Ingredients:
- 2 Tbs. olive oil, divided
- 1 small onion, peeled and minced
- 1 clove garlic, peeled and minced
- 1 pkg. (5 oz.) baby spinach
- 1/8 tsp. ground nutmeg
- 1 lb. frozen pizza dough, thawed
- 1/3 prepared chunky garden-style pasta sauce
- 10 oz. cherry tomatoes, halved
- 1 container (8 oz.) small fresh mozzarella cheese balls, halved
- 3 Tbs. pine nuts, toasted
Directions:
- Heat oven to 400 degrees. In a medium skillet over medium-high heat, cook 1 Tbs. olive oil for 30 seconds or until heated. Add onions. Cook 2 minutes or until tender, stirring occasionally. Add garlic. Cook 30 seconds, stirring often.

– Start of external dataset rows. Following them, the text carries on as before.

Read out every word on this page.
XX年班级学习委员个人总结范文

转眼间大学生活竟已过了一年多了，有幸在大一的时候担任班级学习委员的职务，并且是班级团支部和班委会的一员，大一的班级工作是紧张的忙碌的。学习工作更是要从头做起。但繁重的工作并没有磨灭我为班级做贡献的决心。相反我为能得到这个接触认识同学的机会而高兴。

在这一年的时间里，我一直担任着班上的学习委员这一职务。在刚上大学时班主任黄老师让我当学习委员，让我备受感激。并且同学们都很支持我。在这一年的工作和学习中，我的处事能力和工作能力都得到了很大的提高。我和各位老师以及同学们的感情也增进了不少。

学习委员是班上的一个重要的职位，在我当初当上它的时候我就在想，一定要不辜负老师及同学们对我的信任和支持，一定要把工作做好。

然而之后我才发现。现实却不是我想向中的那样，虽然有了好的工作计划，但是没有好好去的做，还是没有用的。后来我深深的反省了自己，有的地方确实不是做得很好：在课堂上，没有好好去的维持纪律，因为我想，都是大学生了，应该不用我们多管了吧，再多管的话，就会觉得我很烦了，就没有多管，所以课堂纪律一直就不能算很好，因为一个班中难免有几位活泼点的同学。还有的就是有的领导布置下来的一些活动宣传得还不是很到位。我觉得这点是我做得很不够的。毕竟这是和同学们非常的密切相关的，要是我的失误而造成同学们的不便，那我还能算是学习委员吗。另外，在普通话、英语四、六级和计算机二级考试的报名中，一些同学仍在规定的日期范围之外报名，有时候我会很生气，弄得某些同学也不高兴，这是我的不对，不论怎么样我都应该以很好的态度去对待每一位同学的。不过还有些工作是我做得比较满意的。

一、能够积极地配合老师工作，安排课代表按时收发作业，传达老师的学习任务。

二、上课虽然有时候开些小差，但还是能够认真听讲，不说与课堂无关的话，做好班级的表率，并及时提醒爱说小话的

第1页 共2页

- Stir in baby spinach and ground nutmeg. Cook 1 minute or until spinach is wilted, stirring frequently. Season with salt and ground black pepper.

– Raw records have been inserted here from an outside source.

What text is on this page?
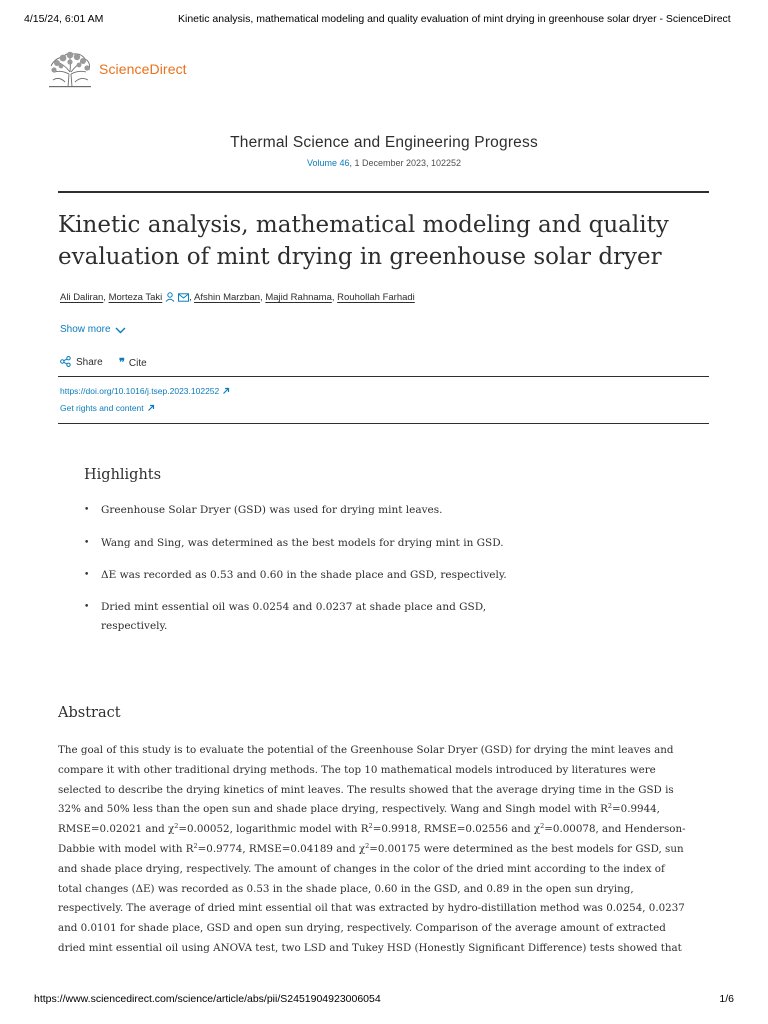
4/15/24, 6:01 AM	Kinetic analysis, mathematical modeling and quality evaluation of mint drying in greenhouse solar dryer - ScienceDirect
ScienceDirect
Thermal Science and Engineering Progress
Volume 46, 1 December 2023, 102252
Kinetic analysis, mathematical modeling and quality evaluation of mint drying in greenhouse solar dryer
Ali Daliran, Morteza Taki	, Afshin Marzban, Majid Rahnama, Rouhollah Farhadi
Show more
Share ❞ Cite
https://doi.org/10.1016/j.tsep.2023.102252
Get rights and content
Highlights
• Greenhouse Solar Dryer (GSD) was used for drying mint leaves.
• Wang and Sing, was determined as the best models for drying mint in GSD.
• ΔE was recorded as 0.53 and 0.60 in the shade place and GSD, respectively.
• Dried mint essential oil was 0.0254 and 0.0237 at shade place and GSD, respectively.
Abstract
The goal of this study is to evaluate the potential of the Greenhouse Solar Dryer (GSD) for drying the mint leaves and
compare it with other traditional drying methods. The top 10 mathematical models introduced by literatures were
selected to describe the drying kinetics of mint leaves. The results showed that the average drying time in the GSD is
32% and 50% less than the open sun and shade place drying, respectively. Wang and Singh model with $R^2=0.9944$,
RMSE=0.02021 and $\chi^2=0.00052$, logarithmic model with $R^2=0.9918$, RMSE=0.02556 and $\chi^2=0.00078$, and Henderson-
Dabbie with model with $R^2=0.9774$, RMSE=0.04189 and $\chi^2=0.00175$ were determined as the best models for GSD, sun
and shade place drying, respectively. The amount of changes in the color of the dried mint according to the index of
total changes (ΔE) was recorded as 0.53 in the shade place, 0.60 in the GSD, and 0.89 in the open sun drying,
respectively. The average of dried mint essential oil that was extracted by hydro-distillation method was 0.0254, 0.0237
and 0.0101 for shade place, GSD and open sun drying, respectively. Comparison of the average amount of extracted
dried mint essential oil using ANOVA test, two LSD and Tukey HSD (Honestly Significant Difference) tests showed that
https://www.sciencedirect.com/science/article/abs/pii/S2451904923006054	1/6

- On lightly floured surface, using a rolling pin, roll out dough to 14” round. Transfer dough to baking sheet or oven stone. Spread prepared pasta sauce evenly over dough. Top sauce with spinach-onion mixture, halved tomatoes, cheese balls and pine nuts. Using a pastry brush, coat edges of dough with remaining olive oil.
- Bake for 20 minutes or until cheese is melted and crust is a golden brown. Serve warm.